Asadi Samira, Moallem Mehrdad, Wang G Gary
School of Mechatronic Systems Engineering, Simon Fraser University, Surrey, BC V3T 0A3, Canada.
Sensors (Basel). 2022 Sep 10;22(18):6866. doi: 10.3390/s22186866.
This paper proposes a Takagi-Sugeno (TS) fuzzy sliding mode observer (SMO) for simultaneous actuator and sensor fault reconstruction in a class of nonlinear systems subjected to unknown disturbances. First, the nonlinear system is represented by a TS fuzzy model with immeasurable premise variables. By filtering the output of the TS fuzzy model, an augmented system whose actuator fault is a combination of the original actuator and sensor faults is constructed. An H∞ performance criteria is considered to minimize the effect of the disturbance on the state estimations. Then, by using two further transformation matrices, a non-quadratic Lyapunov function (NQLF), and fmincon in MATLAB as a nonlinear optimization tool, the gains of the SMO are designed through the stability analysis of the observer. The main advantages of the proposed approach in comparison to the existing methods are using nonlinear optimization tools instead of linear matrix inequalities (LMIs), utilizing NQLF instead of simple quadratic Lyapunov functions (QLF), choosing SMO as the observer, which is robust to the uncertainties, and assuming that the premise variables are immeasurable. Finally, a practical continuous stirred tank reactor (CSTR) is considered as a nonlinear dynamic, and the numerical simulation results illustrate the superiority of the proposed approach compared to the existing methods.

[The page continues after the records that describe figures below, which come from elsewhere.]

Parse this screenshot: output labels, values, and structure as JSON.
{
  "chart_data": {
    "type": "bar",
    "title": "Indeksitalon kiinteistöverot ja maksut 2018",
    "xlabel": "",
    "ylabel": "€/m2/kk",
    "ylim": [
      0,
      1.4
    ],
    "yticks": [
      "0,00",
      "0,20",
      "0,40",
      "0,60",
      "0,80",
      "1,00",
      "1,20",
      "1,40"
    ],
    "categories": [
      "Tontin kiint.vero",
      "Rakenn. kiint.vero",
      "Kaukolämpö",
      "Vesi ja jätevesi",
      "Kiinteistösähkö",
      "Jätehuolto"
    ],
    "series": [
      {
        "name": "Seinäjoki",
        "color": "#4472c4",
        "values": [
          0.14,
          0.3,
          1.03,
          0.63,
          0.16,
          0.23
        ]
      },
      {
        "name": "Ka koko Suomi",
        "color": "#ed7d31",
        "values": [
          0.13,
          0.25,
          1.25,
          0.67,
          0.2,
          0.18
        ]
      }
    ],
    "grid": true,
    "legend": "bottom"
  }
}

本文针对一类受未知干扰的非线性系统,提出了一种用于同时进行执行器和传感器故障重构的Takagi-Sugeno(TS)模糊滑模观测器(SMO)。首先,非线性系统由具有不可测前提变量的TS模糊模型表示。通过对TS模糊模型的输出进行滤波,构建了一个增广系统,其执行器故障是原始执行器和传感器故障的组合。考虑一个H∞性能准则以最小化干扰对状态估计的影响。然后,通过使用另外两个变换矩阵、一个非二次Lyapunov函数(NQLF)以及MATLAB中的fmincon作为非线性优化工具,通过观测器的稳定性分析来设计SMO的增益。与现有方法相比,该方法的主要优点是使用非线性优化工具而非线性矩阵不等式(LMI),利用NQLF而非简单的二次Lyapunov函数(QLF),选择对不确定性具有鲁棒性的SMO作为观测器,并假设前提变量不可测。最后,将一个实际的连续搅拌釜式反应器(CSTR)视为非线性动态系统,数值仿真结果表明了该方法相对于现有方法的优越性。